伯山 歌舞伎役者もそうなんですよ。(歌舞伎役者は)急遽の代役がありますから。
清野 ハハハ!
伯山 翌日から代演になっても、せりふなんて1日で覚えられるわけないのに、それでも行くんですよ。(せりふが)入ってないのに主演で出るんです。
清野 周りが合わせるんですか?
伯山 周りも合わせますし、(役者の人も)子役からずっとやっているから、超人的な集中力でできるんですよね。でも、すごい緊張感らしいですよ。だから本当のプロっていうのは、このときの棚橋選手もそうですけど、急きょパーンって振られたときに、どれだけの力量を見せられるかっていう。そういう意味で1位っていうのは、急に振られてできる棚橋選手のすごさがあらためて出たのかなって思いますね。

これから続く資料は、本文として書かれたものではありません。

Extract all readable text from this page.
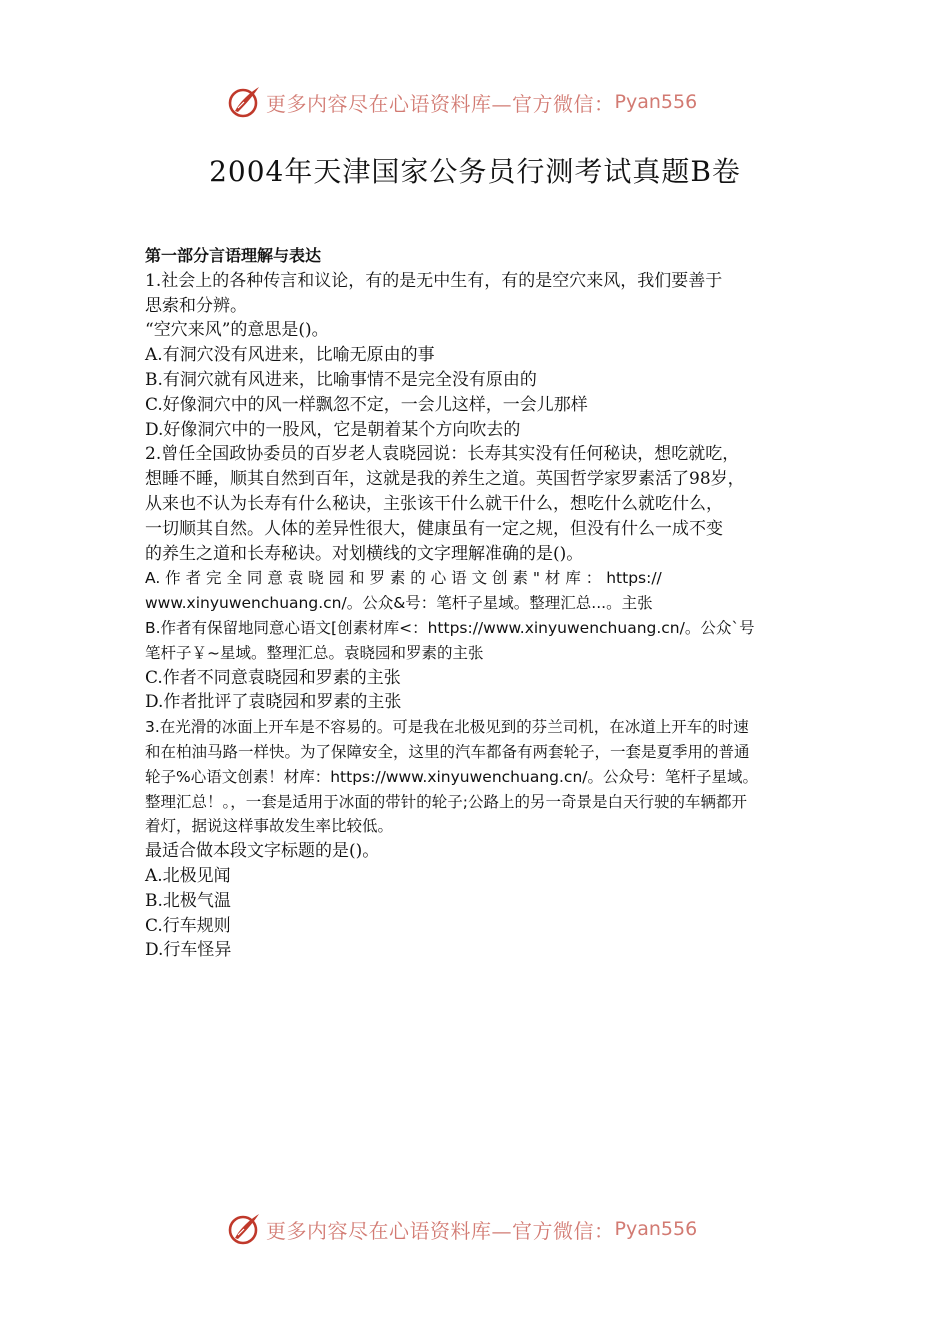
更多内容尽在心语资料库—官方微信： Pyan556
2004年天津国家公务员行测考试真题B卷
第一部分言语理解与表达
1.社会上的各种传言和议论，有的是无中生有，有的是空穴来风，我们要善于
思索和分辨。
“空穴来风”的意思是()。
A.有洞穴没有风进来，比喻无原由的事
B.有洞穴就有风进来，比喻事情不是完全没有原由的
C.好像洞穴中的风一样飘忽不定，一会儿这样，一会儿那样
D.好像洞穴中的一股风，它是朝着某个方向吹去的
2.曾任全国政协委员的百岁老人袁晓园说：长寿其实没有任何秘诀，想吃就吃，
想睡不睡，顺其自然到百年，这就是我的养生之道。英国哲学家罗素活了98岁，
从来也不认为长寿有什么秘诀，主张该干什么就干什么，想吃什么就吃什么，
一切顺其自然。人体的差异性很大，健康虽有一定之规，但没有什么一成不变
的养生之道和长寿秘诀。对划横线的文字理解准确的是()。
A. 作 者 完 全 同 意 袁 晓 园 和 罗 素 的 心 语 文 创 素 " 材 库 ： https://
www.xinyuwenchuang.cn/。公众&号：笔杆子星域。整理汇总...。主张
B.作者有保留地同意心语文[创素材库<：https://www.xinyuwenchuang.cn/。公众`号
笔杆子￥~星域。整理汇总。袁晓园和罗素的主张
C.作者不同意袁晓园和罗素的主张
D.作者批评了袁晓园和罗素的主张
3.在光滑的冰面上开车是不容易的。可是我在北极见到的芬兰司机，在冰道上开车的时速
和在柏油马路一样快。为了保障安全，这里的汽车都备有两套轮子，一套是夏季用的普通
轮子%心语文创素！材库：https://www.xinyuwenchuang.cn/。公众号：笔杆子星域。
整理汇总！。，一套是适用于冰面的带针的轮子;公路上的另一奇景是白天行驶的车辆都开
着灯，据说这样事故发生率比较低。
最适合做本段文字标题的是()。
A.北极见闻
B.北极气温
C.行车规则
D.行车怪异
更多内容尽在心语资料库—官方微信： Pyan556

飯伏幸太の欠場を受け、急きょ鷹木信悟が持つIWGP世界ヘビー級王座に挑戦した棚橋弘至。「準備できてまーす!」の言葉通り、流れかけた東京ドーム大会のメインで激闘を繰り広げた 【画像提供:新日本プロレス】
清野 もちろん鷹木選手がクオリティーの高い試合をしているのは熱心なファンは知っていると思いますし、熱心なファンが投票しているからこそ、こういう結果にもなると思うんです。ただ、ライトなファンを対象にしたときに、どれだけ鷹木選手の試合が入るのかなって興味があります。
伯山 欲を言えば、外側に対する発信力みたいなものですかね。もちろん今でもありますが、もっとずば抜けた感じが欲しいですよね。でも、ファンには名勝負が多くて素晴らしいので、大変な支持があります。鷹木選手ご自身が、すごいプロレス好きだと思いますし。私程度のものが言うまでもなく、チャンピオンがすべて把握されていて実行してくれると思います。それでまた、来年の新日本プロレス50周年に向けて、鷹木選手がよりパーフェクトな感じになってくれればいいなと思います。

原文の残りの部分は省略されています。